Deception Pass
Deception Pass is a strait separating Whidbey Island from Fidalgo Island, in the northwest part of the U.S. state of Washington. It connects Skagit Bay, part of Puget Sound, with the Strait of Juan de Fuca. A pair of bridges known collectively as Deception Pass Bridge cross Deception Pass. The bridges were added to the National Register of Historic Places in 1982.
History
The Deception Pass area has been home to various Coast Salish tribes for thousands of years. The first Europeans to see Deception Pass were members of the 1790 expedition of Manuel Quimper on the Princesa Real. The Spanish gave it the name Boca de Flon.A group of sailors led by Joseph Whidbey, part of the Vancouver Expedition, found and mapped Deception Pass on June 7, 1792. George Vancouver gave it the name "Deception" because it had misled him into thinking Whidbey Island was a peninsula. The "deception" was heightened due to Whidbey's failure to find the strait at first. In May 1792, Vancouver was anchored near the southern end of Whidbey Island. He sent Joseph Whidbey to explore the waters east of Whidbey Island, now known as Saratoga Passage, using small boats. Whidbey reached the northern end of Saratoga Passage and explored eastward into Skagit Bay, which is shallow and difficult to navigate. He returned south to rejoin Vancouver without having found Deception Pass.
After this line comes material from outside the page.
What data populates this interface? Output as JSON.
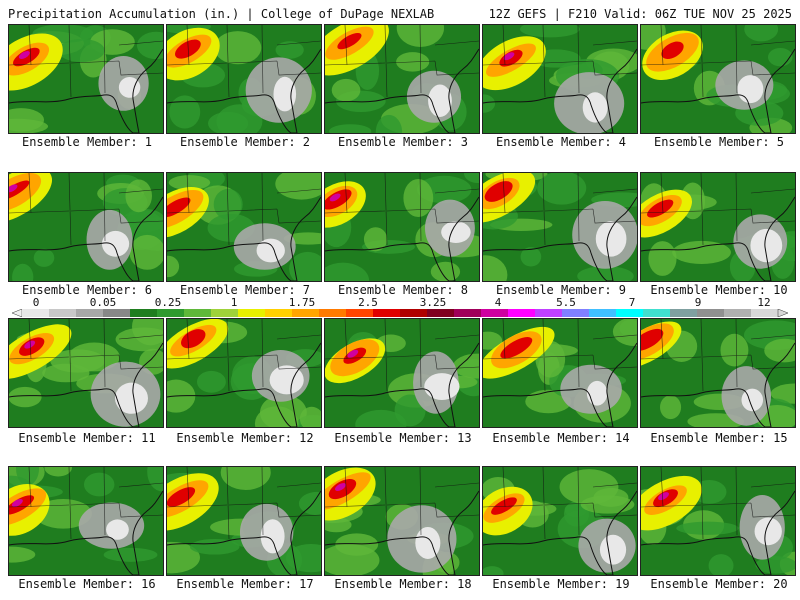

It appeared that Skagit Bay was a dead-end and that Whidbey Island and Fidalgo Island were a long peninsula attached to the mainland. In June, the expedition sailed north along the west coast of Whidbey Island. Vancouver sent Joseph Whidbey to explore inlets leading to the east. The first inlet turned out to be a "very narrow and intricate channel, which...abounded with rocks above and beneath the surface of the water". This channel led to Skagit Bay, thus separating Whidbey Island from the mainland. Vancouver apparently felt he and Joseph Whidbey had been deceived by the tricky strait. Vancouver wrote of Whidbey's efforts: "This determined to be an island, which, in consequence of Mr. Whidbey’s circumnavigation, I distinguished by the name of Whidbey’s Island: and this northern pass, leading into , Deception Passage".
In the waters of Deception Pass, just east of the present-day Deception Pass Bridge, is a small island known as Ben Ure Island. The island became infamous for its activity of human smuggling of migrant Chinese people for local labor. Ben Ure and his partner Lawrence "Pirate" Kelly were quite profitable at their human smuggling business and played hide-and-seek with the United States Customs Department for years. Ure's own operation at Deception Pass in the late 1880s consisted of Ure and his Native-American wife. Local tradition has it that his wife would camp on the nearby Strawberry Island and signal him with a fire on the island's summit to alert him to whether or not it was safe to attempt to bring the human cargo he illegally transported ashore. For transport, Ure would tie the people up in burlap bags so that if customs agents approached he could toss the bagged people overboard. The tidal currents carried the entrapped drowned migrants' bodies to San Juan Island to the north and west of the pass; many ended up in Dead Man's Bay.
Between 1910 and 1914, a prison rock quarry was operated on the Fidalgo Island side of the pass. Nearby barracks housed some 40 prisoners, members of an honors program out of Walla Walla State Penitentiary and the prison population was made up of several types of prisoners, including those convicted of murder. Guards stood watch at the quarry as prisoners cut the rock into gravel and loaded it onto barges at the base of the cliff atop the pass's waters. The quarried rock was then barged to the Seattle waterfront. The camp was dismantled in 1924 and although abandoned as a quarry, the remains of the camp can still be seen. The location is hazardous; over the years there have been several fatal accidents when visitors have ventured onto the steep cliffs. In 2006, the tunnel was sealed off due to these fatalities.
A ferry was established by 1916 to connect Whidbey and Fidalgo Islands. It was discontinued after July 31, 1935, when the Deception Pass Bridge opened, connecting Whidbey Island to the tiny Pass Island, and Pass Island to Fidalgo.